In particular, members agreed that "the strengthening in the near-term economic outlook increased the likelihood that a gradual upward trajectory of the federal funds rate would be appropriate."

That led investors to narrow the odds on faster hikes with a host of Fed fund futures hitting contract lows.

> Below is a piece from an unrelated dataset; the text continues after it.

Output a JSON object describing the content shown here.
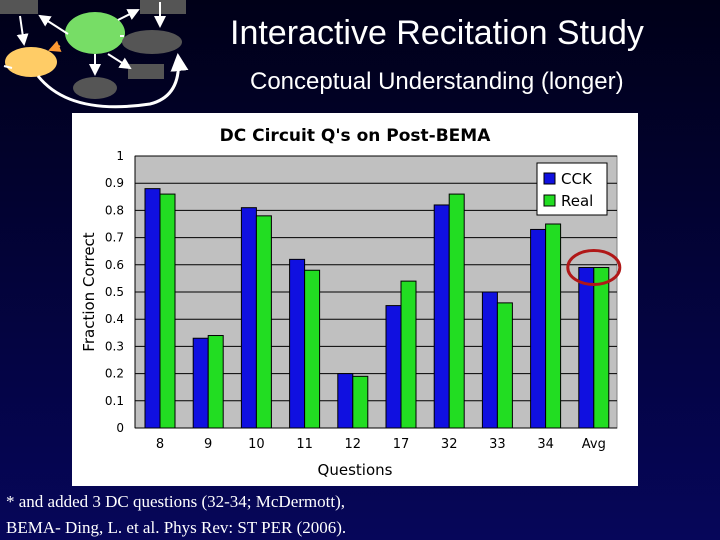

Three rate rises are now almost fully priced in for this year, compared to two as recently as December.

"Participants saw a more favourable outlook as supporting gradual rate hikes," noted Barclays analyst Michael Gapen.

"Since then, more stimulus has arrived and there is some tentative, though not conclusive, evidence of stronger wage and inflation data," he added. "We continue to expect four rate hikes in 2018 and 2019."

That risk was not welcome in the Treasury market, where yields on 10-year notes touched their highest in four years, and those on two-year paper the highest in nine.

Yields on 10-year debt were last trading at 2.94 percent and creeping ever closer to 3 percent - a huge psychological milestone for bulls and bears alike.

For once, the lift in yields seemed to benefit the U.S. dollar which was up at 90.060 against a basket of currencies having rallied 0.3 percent overnight.

The euro slipped to $1.2274, from a $1.2359 top on Wednesday and looked in danger of testing its February trough at $1.2204.